Tir turned away from her, disconcerted by her expression.

He moved toward the doorway, intent on making his escape. She stopped him mid-stride by saying, “Are you looking for them? The papers covered with glyphs and texts?”

He was beside her with no memory of having returned, the knife held against her jugular vein as Araña had held the knife to the clerk’s throat in the occult shop. “What do you know about them?”

Saril’s gaze remained steady though he felt her fear. “A picture came, when you were healing me. I thought the pages were musical scores at first. But then I realized it didn’t make sense for me to see an image unless you were concentrating hard on one.”

Color tinted her face. Her voice softened. “I’m sorry if I stole your thoughts.
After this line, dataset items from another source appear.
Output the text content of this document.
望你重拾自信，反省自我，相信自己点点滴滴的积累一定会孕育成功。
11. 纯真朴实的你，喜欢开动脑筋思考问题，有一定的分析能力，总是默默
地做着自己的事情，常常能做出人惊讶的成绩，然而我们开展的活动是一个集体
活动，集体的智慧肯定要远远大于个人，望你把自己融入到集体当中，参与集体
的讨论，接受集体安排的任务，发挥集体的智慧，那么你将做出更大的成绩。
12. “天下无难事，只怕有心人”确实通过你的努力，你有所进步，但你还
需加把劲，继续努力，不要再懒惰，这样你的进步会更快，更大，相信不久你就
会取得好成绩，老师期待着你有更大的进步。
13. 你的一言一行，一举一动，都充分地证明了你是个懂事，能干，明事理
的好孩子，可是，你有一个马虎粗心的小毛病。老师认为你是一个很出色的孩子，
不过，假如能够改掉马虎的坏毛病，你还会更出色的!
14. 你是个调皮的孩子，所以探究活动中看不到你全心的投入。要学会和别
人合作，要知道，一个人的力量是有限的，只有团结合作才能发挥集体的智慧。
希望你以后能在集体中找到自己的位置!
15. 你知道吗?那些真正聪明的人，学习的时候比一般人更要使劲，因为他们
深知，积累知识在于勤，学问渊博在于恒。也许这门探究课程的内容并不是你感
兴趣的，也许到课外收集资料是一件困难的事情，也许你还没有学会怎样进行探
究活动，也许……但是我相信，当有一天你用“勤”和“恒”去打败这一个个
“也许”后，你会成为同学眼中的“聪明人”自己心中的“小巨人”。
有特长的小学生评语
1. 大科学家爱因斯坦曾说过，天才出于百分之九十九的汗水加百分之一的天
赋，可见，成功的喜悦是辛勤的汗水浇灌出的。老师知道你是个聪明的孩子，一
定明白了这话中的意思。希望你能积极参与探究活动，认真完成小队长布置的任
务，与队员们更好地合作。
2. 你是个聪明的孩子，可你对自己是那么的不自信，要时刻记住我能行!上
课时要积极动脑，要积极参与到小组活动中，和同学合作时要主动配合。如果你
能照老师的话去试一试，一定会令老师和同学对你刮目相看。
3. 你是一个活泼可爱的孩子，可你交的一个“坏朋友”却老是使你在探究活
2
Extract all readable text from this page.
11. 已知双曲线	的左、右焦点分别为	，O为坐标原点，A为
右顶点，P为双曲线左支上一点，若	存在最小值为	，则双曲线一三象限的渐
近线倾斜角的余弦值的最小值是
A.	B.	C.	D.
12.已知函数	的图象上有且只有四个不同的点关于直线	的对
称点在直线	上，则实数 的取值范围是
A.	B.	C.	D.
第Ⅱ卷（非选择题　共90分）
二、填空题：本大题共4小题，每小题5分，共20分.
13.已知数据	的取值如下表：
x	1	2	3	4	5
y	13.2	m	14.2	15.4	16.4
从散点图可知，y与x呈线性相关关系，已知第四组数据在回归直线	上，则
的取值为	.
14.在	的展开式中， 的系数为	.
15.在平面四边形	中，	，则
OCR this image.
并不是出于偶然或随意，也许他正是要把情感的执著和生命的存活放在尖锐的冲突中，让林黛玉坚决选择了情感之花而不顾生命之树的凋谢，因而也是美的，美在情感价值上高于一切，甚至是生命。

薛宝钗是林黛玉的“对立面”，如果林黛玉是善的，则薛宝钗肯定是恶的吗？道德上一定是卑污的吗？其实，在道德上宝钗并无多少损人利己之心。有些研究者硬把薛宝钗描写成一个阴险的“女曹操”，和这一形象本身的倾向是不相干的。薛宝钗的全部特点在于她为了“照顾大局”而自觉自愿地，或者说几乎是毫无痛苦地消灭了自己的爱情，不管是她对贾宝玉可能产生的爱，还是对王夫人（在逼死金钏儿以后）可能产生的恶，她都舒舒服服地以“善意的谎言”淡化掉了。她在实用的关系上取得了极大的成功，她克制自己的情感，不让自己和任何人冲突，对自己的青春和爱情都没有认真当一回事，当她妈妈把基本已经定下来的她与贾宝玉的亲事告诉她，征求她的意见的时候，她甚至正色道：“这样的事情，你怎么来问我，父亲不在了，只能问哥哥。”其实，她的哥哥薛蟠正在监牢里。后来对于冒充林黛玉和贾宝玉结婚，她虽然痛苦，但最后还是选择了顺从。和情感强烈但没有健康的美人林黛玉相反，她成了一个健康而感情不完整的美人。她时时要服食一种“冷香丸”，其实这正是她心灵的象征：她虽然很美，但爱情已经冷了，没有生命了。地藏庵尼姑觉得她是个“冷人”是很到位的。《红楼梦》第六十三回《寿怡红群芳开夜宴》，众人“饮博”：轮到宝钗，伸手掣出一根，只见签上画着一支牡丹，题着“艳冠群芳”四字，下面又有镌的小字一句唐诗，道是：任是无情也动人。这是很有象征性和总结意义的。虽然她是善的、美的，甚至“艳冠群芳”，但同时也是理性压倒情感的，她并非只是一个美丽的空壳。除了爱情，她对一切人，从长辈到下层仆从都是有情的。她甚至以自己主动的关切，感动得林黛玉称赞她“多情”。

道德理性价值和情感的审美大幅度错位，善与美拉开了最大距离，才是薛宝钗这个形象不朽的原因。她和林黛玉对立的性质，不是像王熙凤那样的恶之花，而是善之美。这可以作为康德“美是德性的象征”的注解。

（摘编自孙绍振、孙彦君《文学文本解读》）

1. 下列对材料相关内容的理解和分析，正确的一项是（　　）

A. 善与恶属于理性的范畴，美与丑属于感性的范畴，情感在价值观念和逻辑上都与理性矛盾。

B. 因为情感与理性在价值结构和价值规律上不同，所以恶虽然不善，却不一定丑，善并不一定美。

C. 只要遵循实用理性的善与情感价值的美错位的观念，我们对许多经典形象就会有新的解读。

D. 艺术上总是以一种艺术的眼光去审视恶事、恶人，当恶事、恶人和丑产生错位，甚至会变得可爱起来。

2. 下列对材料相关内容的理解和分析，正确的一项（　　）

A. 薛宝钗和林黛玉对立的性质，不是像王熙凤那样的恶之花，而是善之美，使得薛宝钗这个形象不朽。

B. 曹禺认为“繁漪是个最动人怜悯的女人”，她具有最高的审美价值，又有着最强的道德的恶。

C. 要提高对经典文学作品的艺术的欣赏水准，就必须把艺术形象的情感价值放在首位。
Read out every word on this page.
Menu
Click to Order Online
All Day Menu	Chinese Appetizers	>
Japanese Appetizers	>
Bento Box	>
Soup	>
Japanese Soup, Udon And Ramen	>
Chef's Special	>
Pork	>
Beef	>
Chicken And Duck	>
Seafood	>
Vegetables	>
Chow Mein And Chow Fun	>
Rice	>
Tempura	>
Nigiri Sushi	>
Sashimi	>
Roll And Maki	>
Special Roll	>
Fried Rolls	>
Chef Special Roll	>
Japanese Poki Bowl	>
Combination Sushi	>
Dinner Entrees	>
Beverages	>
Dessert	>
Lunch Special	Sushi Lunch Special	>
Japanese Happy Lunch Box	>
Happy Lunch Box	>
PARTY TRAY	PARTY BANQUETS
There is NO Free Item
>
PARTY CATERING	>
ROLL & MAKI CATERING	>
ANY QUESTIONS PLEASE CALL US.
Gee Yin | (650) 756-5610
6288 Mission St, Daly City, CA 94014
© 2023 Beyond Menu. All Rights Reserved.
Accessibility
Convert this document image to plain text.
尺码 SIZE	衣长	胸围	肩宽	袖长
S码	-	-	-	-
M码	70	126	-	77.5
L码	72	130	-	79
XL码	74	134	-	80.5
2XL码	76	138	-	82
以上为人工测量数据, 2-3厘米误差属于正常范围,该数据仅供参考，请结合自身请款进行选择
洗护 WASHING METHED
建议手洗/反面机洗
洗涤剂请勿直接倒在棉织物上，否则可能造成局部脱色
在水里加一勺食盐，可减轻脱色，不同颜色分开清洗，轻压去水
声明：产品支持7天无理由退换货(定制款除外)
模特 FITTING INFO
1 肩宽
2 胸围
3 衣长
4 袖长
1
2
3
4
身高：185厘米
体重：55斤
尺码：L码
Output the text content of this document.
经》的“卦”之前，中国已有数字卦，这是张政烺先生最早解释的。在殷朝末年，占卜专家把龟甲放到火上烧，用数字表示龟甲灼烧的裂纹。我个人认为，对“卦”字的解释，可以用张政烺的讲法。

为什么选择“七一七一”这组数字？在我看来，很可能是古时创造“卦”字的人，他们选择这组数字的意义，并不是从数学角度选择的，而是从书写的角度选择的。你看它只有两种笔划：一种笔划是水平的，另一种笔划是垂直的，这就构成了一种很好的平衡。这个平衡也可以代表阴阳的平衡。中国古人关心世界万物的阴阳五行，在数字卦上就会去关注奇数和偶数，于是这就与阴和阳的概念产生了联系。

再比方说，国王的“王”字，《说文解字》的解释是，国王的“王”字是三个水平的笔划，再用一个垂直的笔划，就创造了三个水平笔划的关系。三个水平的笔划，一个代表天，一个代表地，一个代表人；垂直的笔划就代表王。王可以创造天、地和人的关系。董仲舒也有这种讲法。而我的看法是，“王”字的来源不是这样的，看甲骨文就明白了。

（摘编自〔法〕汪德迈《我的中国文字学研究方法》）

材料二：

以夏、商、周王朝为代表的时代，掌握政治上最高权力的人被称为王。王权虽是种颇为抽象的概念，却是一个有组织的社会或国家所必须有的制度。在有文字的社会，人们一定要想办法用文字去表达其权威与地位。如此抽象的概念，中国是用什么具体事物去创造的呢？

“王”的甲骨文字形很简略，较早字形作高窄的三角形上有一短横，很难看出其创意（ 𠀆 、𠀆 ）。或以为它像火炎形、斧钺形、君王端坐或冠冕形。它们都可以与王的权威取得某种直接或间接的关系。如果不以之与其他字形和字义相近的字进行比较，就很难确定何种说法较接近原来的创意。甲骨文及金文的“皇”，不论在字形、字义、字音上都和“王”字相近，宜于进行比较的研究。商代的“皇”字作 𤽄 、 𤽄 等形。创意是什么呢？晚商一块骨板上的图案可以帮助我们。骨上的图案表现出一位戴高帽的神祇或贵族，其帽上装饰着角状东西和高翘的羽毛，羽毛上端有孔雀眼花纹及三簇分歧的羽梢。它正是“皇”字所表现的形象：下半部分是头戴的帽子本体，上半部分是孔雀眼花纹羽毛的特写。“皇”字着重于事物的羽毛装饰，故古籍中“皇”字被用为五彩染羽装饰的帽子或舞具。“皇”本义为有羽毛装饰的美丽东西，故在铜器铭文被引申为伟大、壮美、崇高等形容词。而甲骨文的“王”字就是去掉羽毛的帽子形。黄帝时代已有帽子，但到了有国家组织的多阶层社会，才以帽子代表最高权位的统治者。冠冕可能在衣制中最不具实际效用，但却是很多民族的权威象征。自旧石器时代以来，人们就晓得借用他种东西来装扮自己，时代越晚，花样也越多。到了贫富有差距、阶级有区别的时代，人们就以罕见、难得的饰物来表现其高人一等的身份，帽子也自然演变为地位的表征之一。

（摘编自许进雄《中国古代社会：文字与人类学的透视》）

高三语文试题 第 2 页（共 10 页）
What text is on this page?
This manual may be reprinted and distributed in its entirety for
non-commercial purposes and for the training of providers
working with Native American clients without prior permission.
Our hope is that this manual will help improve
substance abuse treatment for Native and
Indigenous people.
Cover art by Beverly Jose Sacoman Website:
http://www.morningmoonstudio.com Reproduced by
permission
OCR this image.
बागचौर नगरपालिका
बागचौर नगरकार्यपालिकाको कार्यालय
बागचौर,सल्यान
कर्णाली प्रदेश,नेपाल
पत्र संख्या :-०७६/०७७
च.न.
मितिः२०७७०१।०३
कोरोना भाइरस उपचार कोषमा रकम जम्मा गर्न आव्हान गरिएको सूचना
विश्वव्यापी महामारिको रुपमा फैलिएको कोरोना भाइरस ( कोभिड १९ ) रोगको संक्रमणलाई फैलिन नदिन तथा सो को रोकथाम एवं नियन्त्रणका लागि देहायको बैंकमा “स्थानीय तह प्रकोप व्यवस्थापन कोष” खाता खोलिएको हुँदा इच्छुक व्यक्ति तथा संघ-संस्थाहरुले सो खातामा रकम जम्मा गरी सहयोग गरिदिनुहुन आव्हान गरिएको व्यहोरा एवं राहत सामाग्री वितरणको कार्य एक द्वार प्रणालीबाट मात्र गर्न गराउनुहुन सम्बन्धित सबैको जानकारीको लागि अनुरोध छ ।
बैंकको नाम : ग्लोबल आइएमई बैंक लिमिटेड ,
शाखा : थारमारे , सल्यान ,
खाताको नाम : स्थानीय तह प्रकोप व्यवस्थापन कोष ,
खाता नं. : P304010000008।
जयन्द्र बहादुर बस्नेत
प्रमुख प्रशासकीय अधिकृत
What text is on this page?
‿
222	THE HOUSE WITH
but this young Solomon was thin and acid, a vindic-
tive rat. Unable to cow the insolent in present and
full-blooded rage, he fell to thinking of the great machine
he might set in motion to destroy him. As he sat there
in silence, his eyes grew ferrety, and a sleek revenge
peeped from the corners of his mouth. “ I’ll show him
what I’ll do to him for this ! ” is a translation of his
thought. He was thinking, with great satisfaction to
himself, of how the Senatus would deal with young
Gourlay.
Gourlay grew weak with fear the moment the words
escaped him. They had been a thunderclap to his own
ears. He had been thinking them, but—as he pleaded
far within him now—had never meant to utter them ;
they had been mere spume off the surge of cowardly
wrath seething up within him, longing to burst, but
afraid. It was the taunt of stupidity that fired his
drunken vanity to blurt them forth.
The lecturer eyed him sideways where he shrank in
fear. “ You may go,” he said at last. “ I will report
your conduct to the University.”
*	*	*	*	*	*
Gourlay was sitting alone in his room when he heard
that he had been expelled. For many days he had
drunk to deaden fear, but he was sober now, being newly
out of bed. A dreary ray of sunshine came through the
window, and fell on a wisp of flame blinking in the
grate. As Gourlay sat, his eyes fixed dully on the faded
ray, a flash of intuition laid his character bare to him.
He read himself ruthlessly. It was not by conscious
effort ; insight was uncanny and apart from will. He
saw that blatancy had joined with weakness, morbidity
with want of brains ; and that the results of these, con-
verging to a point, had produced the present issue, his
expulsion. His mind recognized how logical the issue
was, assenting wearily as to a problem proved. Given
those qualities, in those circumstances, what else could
I didn’t mean to. I’m a Finder. Sometimes it’s hard for me to stop being what I am.”

Thick lashes lowered to mute the emerald green of her eyes. “If you’re searching for them, I’ll help you. My debts are my own, not my… not Rimmon’s.”

Tir stilled completely. Did he dare trust her?

He pulled the knife away from her throat, feeling an unwelcome sting of shame—and recoiling from it as he’d done when he’d felt the same in Araña after she’d held the clerk at knifepoint.

Tir sheathed the blade to delay answering. Was it foolish not to take advantage of this unexpected opportunity? Or the wise avoidance of a neatly laid trap?

Her illness wasn’t feigned. Nor did he think the exchange with the vice lord had been an act put on for his benefit.

He glanced away from her and saw his reflection in a mirror. The collar around his neck caught the rays of the sunlight coming in through the window, mocking him, turning the instrument of his enslavement into something a human would wear as jewelry.